Editor's note: To clarify information provided by the College of Lake County, details of revisions to the board's policies have been changed.

For most College of Lake County constituents, $300-a-night hotel rooms, $128 late-night snacks at a Chicago hotel and flying the 230 miles to Springfield rather than driving would qualify as living large. Fine, if you can afford it. Not so fine if the taxpayers are covering the costs of trips that many of them wouldn't dream of taking themselves.

Those were some of the items among nearly $110,000 in spending on travel, lodging and food by the college board of trustees over the past two years, Daily Herald Suburban Tax Watchdog columnist Jake Griffin reported Wednesday.

Of that amount, $40,405 was spent on hotels from Boston to Schaumburg, and many other places around the country.

The elected board members, to their credit, tightened spending policies recently, said Chairman Amanda Howland, explaining she initially balked at Trustee Rich Anderson's late-night appetizers receipt from June 2013 at the Coq d'Or at Chicago's Drake Hotel, but authorized reimbursement with the understanding the board would take a closer look at its spending policies.

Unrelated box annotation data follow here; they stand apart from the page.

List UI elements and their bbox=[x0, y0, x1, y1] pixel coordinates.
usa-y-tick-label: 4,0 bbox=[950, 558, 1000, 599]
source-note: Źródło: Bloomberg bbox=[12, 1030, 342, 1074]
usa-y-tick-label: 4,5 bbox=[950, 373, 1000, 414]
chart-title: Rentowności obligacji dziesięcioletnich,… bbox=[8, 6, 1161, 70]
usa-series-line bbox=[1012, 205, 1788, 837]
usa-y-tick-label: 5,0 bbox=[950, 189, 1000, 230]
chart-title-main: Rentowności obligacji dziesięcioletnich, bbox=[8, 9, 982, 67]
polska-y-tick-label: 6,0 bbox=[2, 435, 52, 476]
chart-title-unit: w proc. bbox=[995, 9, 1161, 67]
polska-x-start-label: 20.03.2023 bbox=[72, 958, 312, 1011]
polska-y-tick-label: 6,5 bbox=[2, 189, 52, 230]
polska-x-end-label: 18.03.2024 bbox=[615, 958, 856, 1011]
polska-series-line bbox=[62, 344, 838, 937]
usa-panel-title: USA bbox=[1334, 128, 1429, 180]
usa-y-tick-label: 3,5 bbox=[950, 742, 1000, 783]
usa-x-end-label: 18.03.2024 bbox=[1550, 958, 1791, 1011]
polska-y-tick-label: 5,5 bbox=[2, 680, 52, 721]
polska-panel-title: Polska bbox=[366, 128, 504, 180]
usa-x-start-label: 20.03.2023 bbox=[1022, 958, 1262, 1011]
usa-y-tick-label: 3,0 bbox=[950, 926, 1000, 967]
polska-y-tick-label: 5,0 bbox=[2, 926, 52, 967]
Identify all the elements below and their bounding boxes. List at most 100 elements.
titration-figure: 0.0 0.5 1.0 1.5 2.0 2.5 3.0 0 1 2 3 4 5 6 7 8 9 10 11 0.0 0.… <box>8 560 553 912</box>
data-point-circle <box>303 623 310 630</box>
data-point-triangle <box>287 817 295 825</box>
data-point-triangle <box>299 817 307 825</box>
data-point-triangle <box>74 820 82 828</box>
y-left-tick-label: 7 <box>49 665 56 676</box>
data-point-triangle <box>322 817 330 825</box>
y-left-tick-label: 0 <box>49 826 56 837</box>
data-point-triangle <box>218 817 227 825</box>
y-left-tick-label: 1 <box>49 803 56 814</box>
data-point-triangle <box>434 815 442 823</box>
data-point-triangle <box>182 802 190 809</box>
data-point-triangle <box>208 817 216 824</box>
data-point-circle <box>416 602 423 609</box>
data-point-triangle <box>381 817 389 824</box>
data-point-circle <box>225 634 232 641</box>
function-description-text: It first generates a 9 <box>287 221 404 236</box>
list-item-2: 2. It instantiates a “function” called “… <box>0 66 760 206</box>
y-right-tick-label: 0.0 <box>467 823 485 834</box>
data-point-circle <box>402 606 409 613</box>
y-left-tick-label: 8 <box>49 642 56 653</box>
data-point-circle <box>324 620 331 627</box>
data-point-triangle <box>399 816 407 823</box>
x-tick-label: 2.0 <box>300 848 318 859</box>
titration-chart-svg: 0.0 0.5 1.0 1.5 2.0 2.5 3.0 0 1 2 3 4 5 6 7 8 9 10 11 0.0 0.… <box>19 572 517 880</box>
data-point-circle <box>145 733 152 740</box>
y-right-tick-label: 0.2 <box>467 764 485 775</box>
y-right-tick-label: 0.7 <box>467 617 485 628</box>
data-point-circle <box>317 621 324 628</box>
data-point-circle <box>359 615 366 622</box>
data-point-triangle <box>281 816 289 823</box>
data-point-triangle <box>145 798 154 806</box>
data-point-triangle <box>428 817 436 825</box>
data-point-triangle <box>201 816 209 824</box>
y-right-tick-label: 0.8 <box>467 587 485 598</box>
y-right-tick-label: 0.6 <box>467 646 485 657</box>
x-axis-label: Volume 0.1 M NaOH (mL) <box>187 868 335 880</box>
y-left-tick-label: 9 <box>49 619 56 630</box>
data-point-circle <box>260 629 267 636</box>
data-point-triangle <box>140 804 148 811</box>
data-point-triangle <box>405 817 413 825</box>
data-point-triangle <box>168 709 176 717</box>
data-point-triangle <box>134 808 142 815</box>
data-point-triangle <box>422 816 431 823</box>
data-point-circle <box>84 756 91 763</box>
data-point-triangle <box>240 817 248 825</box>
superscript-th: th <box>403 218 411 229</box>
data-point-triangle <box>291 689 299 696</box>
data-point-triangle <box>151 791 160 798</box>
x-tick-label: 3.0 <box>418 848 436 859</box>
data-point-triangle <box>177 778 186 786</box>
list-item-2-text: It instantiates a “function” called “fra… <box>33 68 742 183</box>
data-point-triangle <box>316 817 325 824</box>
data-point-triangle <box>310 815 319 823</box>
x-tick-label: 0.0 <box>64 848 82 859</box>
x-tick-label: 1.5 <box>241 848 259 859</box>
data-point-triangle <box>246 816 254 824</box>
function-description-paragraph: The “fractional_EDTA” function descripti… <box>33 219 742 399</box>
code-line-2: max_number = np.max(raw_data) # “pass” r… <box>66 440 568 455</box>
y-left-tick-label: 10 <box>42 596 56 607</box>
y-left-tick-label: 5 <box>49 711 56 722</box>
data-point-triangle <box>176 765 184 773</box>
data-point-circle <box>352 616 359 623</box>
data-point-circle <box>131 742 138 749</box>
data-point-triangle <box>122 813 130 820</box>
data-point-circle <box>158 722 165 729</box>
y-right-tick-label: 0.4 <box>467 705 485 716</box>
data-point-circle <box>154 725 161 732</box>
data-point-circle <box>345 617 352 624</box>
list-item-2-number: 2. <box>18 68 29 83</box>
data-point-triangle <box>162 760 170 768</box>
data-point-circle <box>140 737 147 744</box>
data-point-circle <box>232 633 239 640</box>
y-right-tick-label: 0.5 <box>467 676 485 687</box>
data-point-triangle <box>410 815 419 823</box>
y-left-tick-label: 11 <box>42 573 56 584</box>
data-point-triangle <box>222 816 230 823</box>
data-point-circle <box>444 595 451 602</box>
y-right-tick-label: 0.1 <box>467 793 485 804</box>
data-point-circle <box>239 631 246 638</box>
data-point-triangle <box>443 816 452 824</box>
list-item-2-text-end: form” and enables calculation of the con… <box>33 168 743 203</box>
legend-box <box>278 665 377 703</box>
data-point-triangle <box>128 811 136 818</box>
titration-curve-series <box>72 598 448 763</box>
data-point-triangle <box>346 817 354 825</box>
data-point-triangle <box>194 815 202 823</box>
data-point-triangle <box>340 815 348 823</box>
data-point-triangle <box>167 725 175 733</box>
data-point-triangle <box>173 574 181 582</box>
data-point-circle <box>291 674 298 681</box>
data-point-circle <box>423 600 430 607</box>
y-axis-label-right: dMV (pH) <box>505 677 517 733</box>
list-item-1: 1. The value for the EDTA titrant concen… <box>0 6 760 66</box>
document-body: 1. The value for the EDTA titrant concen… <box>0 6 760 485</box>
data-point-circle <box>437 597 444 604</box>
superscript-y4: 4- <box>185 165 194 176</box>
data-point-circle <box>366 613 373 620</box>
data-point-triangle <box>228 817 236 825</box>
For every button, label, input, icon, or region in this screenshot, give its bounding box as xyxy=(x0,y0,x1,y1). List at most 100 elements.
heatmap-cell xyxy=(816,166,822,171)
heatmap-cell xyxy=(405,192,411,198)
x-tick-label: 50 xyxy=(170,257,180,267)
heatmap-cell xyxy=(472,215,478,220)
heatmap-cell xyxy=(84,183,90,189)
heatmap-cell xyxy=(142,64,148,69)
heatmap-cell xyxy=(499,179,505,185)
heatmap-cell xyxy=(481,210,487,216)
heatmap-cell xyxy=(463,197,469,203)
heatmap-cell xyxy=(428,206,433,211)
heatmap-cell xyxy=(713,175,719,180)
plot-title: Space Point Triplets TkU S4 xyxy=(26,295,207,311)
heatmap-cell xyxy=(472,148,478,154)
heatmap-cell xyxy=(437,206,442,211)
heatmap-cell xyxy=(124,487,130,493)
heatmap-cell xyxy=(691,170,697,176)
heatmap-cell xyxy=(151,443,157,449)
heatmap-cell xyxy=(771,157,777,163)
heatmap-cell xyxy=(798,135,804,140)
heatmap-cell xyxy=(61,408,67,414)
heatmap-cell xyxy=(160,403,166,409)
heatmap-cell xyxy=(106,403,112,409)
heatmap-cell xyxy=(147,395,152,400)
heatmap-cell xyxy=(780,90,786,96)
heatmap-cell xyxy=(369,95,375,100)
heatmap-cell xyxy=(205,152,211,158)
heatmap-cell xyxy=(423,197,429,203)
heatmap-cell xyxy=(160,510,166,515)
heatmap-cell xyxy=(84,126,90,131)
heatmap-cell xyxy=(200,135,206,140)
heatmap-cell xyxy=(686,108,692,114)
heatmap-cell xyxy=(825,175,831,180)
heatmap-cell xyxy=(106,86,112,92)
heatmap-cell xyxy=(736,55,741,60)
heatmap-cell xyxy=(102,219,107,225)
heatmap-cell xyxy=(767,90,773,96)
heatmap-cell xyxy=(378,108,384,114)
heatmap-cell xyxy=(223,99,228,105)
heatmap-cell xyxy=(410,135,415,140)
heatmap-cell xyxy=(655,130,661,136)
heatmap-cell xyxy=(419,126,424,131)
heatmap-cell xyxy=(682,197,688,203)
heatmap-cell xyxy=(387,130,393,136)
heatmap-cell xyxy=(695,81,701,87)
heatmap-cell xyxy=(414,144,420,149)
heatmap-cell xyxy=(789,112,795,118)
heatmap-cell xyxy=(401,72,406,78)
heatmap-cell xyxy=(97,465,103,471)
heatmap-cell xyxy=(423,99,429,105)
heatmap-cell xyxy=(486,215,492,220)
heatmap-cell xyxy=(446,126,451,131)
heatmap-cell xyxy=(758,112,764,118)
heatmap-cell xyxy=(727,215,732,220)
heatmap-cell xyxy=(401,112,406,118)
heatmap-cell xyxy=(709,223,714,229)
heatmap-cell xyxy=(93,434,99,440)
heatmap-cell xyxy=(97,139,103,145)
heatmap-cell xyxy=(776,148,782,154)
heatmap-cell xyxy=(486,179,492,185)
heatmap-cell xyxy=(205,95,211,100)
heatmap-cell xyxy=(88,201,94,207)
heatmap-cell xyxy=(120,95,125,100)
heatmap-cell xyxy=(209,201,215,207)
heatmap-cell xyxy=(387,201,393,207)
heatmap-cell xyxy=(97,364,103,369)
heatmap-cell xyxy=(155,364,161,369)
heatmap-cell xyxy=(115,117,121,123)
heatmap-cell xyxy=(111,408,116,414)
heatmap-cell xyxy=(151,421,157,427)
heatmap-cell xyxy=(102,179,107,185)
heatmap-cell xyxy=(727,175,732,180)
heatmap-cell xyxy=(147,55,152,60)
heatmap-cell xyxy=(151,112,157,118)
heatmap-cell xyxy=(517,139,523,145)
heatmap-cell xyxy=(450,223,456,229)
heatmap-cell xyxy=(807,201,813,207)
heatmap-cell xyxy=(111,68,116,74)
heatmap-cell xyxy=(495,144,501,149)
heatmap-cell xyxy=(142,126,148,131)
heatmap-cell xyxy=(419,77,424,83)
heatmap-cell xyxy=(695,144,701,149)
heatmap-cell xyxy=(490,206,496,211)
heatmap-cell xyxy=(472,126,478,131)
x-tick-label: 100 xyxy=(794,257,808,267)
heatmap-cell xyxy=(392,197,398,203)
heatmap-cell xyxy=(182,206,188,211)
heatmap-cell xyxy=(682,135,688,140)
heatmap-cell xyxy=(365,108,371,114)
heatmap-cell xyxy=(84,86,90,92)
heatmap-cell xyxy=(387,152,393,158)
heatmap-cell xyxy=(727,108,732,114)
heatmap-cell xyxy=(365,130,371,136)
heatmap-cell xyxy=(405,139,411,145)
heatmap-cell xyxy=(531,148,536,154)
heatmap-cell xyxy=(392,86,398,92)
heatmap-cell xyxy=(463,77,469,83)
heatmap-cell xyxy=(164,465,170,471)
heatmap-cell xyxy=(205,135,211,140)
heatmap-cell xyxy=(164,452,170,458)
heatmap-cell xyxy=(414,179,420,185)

It did, and agreed to a few new rules, including itemized receipts for spending over $15 and no coverage for expenses that fall outside of the dates of conferences or events. You'd think those limits would have gone without saying, but this is a board that reimbursed Trustee Barb Oilschlager $1,198 to drive to Boston for a conference rather than fly at a much lower cost.

While the new rules are necessary, they don't go far enough. The board needs to take a closer look at the amount spent on food and travel - $27,374 in two years for Oilschlager, $21,134 for Anderson, with others not far behind.

Howland says Oilschlager's road trip happened before she was chairman and she would not have signed off. Still, Howland was reimbursed $16,737 for travel over the past two years.

In these times of steeply growing costs for taxpayers and college students, the college trustees - like governing boards everywhere - need to set an example of frugality with public funds.

Caps on expenditures and limits on frequency of trips to conferences would be a good start. We'd like itemized receipts on every reimbursed expense, not just those over $15. That's a necessary part of monitoring the restrictions against alcohol and spouse costs, and any arbitrary limit seems an invitation to manipulate costs.

Our finding on the CLC board is the latest evidence that governing boards around the suburbs need to scrutinize spending. College trustees are unpaid and most other civic or school board members work for little or no pay. They shouldn't have to shoulder expenses required for them to do their jobs well. But they also shouldn't see an elected position as the ticket to continuous free trips.

After all, that $110,000 could have been spent on many other great things. A year's full-time tuition for 30 deserving students, for example.

Making that comparison for every board expense just might make cost containment a little easier for trustees - and taxpayers - to swallow.